Some really cool stuff in this thread! Over the weekend I tried to implement the Imagic paper. I couldn’t get results that looked as good as the paper but still pretty neat.
These were some of the best results:
Inputs:
Prompt: "A photo of a bird spreading its wings"
Image:
Results:
This one is not facing the right direction but I think it still looks pretty good
This version of negative prompting seems to dramatically improve the details, where I simply reverse the sentence in the prompt, and use it as a negative prompt.

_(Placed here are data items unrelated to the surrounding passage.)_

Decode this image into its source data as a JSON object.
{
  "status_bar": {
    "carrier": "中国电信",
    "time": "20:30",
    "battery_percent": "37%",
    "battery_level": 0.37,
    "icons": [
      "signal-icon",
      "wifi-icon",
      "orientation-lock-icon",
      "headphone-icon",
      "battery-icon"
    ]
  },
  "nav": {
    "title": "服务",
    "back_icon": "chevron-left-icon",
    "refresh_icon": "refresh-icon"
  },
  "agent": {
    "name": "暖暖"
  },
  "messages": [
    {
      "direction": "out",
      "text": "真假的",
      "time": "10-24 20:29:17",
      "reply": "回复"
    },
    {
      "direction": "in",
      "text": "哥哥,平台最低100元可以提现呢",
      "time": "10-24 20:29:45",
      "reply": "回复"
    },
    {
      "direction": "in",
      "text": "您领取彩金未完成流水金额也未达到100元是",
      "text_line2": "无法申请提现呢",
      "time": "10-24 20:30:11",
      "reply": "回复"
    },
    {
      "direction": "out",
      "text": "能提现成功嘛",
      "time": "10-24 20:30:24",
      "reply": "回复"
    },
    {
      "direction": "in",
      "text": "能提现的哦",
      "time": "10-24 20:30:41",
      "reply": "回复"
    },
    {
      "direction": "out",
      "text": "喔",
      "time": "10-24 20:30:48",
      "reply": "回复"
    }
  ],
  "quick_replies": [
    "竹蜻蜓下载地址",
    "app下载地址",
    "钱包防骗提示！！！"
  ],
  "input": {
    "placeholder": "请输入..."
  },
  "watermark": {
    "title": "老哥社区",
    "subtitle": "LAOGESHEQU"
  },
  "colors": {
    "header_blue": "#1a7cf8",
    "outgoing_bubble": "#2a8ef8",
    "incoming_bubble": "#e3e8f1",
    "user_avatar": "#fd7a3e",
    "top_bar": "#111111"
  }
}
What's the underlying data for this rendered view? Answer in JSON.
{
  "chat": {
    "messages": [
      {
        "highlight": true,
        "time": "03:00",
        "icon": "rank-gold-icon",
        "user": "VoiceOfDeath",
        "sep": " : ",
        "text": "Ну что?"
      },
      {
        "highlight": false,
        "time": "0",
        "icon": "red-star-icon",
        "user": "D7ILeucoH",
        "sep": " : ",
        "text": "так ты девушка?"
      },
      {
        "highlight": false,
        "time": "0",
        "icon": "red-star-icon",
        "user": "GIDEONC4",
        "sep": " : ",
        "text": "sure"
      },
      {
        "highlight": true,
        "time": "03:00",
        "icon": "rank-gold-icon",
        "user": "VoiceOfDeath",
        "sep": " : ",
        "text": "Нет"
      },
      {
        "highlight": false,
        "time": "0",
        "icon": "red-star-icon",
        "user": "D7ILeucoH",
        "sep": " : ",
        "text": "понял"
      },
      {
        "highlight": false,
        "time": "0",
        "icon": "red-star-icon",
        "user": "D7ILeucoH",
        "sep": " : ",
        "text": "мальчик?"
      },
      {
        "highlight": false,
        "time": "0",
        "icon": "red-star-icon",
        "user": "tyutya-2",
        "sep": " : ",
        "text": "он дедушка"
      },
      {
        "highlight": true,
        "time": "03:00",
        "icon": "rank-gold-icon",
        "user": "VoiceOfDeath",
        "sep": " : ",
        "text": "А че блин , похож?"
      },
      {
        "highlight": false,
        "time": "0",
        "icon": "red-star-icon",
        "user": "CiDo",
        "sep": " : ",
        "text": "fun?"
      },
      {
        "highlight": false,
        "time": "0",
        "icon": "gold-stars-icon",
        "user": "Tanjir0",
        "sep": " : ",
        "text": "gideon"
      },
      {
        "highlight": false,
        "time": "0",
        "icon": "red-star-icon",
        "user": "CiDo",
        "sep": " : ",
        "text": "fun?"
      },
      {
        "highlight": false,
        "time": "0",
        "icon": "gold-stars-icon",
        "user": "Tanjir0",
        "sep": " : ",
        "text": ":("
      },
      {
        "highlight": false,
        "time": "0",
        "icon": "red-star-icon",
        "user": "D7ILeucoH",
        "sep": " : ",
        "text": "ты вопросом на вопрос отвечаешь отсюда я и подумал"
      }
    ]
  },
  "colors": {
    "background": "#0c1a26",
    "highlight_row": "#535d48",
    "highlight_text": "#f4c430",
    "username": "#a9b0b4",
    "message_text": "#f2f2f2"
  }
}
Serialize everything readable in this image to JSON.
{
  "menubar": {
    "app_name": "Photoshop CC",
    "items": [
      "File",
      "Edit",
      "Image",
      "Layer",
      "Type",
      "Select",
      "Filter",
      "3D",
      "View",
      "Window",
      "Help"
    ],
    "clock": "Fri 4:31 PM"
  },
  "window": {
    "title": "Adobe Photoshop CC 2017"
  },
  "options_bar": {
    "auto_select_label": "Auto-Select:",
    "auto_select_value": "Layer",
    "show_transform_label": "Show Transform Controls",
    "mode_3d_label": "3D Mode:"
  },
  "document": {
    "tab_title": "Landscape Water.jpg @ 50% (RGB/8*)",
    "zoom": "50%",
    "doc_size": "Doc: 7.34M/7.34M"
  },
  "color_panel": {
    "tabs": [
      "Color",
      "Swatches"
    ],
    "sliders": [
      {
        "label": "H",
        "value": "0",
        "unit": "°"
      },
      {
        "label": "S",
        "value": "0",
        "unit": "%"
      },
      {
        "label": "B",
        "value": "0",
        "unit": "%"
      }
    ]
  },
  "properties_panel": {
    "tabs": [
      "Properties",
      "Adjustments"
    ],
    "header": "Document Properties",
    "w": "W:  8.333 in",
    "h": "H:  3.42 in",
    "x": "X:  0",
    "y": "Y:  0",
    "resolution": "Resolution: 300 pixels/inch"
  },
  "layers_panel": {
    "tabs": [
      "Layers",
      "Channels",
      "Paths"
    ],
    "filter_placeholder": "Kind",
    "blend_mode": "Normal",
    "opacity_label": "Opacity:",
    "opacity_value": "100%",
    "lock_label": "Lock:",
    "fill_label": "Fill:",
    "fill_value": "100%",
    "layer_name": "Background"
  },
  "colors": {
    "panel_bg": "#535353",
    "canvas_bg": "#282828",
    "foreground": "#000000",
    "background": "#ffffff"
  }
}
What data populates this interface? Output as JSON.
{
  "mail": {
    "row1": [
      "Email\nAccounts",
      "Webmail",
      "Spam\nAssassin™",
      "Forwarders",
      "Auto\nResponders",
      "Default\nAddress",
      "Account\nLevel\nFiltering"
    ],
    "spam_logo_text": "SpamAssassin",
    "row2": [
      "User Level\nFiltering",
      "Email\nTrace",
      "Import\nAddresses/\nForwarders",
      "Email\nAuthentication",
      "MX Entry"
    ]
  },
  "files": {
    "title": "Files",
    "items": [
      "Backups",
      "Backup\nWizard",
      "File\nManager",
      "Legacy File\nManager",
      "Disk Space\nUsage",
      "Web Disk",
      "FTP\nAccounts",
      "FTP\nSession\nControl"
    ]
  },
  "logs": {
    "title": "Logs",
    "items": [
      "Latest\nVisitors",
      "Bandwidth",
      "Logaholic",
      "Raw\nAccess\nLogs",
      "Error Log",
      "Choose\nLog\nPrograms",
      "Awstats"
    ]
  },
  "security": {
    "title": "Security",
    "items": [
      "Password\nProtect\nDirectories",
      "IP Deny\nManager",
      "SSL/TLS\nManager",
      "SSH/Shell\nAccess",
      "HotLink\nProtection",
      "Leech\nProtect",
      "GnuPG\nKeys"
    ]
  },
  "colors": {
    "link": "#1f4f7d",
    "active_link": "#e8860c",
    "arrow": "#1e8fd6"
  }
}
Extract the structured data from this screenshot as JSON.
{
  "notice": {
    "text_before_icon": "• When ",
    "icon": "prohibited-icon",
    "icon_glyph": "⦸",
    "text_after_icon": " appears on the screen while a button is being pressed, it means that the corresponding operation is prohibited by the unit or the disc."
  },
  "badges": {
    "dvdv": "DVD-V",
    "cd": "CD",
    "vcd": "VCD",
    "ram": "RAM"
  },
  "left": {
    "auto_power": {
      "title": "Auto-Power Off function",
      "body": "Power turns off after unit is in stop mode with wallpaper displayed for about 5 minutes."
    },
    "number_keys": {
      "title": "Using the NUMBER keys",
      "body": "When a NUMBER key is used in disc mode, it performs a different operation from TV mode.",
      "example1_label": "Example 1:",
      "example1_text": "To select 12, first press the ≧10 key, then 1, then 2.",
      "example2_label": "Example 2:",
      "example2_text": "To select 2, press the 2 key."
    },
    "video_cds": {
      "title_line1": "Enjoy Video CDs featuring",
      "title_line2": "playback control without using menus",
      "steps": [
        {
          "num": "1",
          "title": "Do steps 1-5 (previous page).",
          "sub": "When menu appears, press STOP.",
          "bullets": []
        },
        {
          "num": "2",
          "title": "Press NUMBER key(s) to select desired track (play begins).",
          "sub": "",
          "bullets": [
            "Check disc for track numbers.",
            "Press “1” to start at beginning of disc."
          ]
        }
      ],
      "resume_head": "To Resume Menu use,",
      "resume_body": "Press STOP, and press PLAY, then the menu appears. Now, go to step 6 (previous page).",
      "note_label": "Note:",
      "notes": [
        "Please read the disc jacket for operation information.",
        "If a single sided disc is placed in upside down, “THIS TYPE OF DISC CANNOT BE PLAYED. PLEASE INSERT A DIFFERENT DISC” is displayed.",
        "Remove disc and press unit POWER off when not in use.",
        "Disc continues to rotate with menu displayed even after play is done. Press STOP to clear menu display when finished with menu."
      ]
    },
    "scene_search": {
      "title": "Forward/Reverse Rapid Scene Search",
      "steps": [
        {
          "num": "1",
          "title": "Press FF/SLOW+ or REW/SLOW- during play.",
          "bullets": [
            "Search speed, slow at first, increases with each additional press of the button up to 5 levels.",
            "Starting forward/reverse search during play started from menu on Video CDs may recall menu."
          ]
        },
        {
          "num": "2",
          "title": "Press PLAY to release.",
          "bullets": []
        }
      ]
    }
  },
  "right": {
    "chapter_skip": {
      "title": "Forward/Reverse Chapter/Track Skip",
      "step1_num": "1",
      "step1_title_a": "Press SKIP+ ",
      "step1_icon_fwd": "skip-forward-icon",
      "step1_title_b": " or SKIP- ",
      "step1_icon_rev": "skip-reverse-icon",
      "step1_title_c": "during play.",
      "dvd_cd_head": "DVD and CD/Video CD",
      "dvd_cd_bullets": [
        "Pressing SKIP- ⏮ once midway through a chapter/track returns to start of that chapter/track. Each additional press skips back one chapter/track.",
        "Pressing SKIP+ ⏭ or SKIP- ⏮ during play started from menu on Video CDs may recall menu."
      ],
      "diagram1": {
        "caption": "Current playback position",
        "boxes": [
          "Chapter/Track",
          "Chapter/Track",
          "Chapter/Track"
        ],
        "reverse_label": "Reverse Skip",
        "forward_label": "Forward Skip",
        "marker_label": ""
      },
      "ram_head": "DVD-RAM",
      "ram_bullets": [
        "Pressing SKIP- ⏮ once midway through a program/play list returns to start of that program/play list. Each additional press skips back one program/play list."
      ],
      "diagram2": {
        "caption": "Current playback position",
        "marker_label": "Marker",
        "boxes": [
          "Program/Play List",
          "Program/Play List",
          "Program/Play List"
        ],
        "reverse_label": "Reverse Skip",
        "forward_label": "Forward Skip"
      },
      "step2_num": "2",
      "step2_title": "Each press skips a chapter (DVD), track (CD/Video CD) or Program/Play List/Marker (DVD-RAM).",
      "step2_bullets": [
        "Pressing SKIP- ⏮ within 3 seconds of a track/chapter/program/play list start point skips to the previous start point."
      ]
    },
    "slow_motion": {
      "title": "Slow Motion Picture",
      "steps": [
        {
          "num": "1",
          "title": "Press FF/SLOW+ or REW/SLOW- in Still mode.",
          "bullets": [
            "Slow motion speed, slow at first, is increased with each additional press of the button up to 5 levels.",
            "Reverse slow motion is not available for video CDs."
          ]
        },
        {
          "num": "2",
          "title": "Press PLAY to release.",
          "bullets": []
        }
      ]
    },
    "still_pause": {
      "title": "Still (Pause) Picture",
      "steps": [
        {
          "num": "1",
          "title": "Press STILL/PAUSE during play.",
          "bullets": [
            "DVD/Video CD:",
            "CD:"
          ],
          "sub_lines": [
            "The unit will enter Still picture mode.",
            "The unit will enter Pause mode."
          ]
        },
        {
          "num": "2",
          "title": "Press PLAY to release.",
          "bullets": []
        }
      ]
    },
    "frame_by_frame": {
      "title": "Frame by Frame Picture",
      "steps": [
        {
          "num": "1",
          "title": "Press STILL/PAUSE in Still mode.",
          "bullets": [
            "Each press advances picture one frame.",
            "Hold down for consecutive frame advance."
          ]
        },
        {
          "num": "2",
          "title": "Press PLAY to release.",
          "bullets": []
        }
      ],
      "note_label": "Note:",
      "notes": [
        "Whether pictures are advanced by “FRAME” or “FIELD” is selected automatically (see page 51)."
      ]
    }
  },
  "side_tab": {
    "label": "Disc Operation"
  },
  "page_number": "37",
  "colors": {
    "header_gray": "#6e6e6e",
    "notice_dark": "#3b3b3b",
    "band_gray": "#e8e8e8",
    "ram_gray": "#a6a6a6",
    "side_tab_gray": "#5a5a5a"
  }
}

Interesting. During training, they use the blank prompt some percentage of the time. So the model associates that with unconditional generation, and maybe skews towards smoother/blurrier results for those cases since that’s a hard task? Whereas when given a prompt there may be less penalty for guessing at sharper details, and so in inference passing even a garbled reversed nonsense string avoids the issue? OR it’s just a difference with how the negative prompting is handled compared to normal generation - can you compare with pipe(prompt, negative_prompt='')?
I was looking at the encoded layer [1,4,64,64] and messing with it just to see what happened - taking an average of two different encodings and then decoding gave interesting but I guess somewhat expected results - that might be an interesting approach in moving between different prompts in a flowing way, that isn’t just a video transition. My thought was taking song lyrics and producing an automatic video.
This was Starry, starry night by Van Gogh mixed with a real image (Space Needle and Blue Angels Jets) - but next step might be going through the lines of ‘Vincent’ by Don MacLean.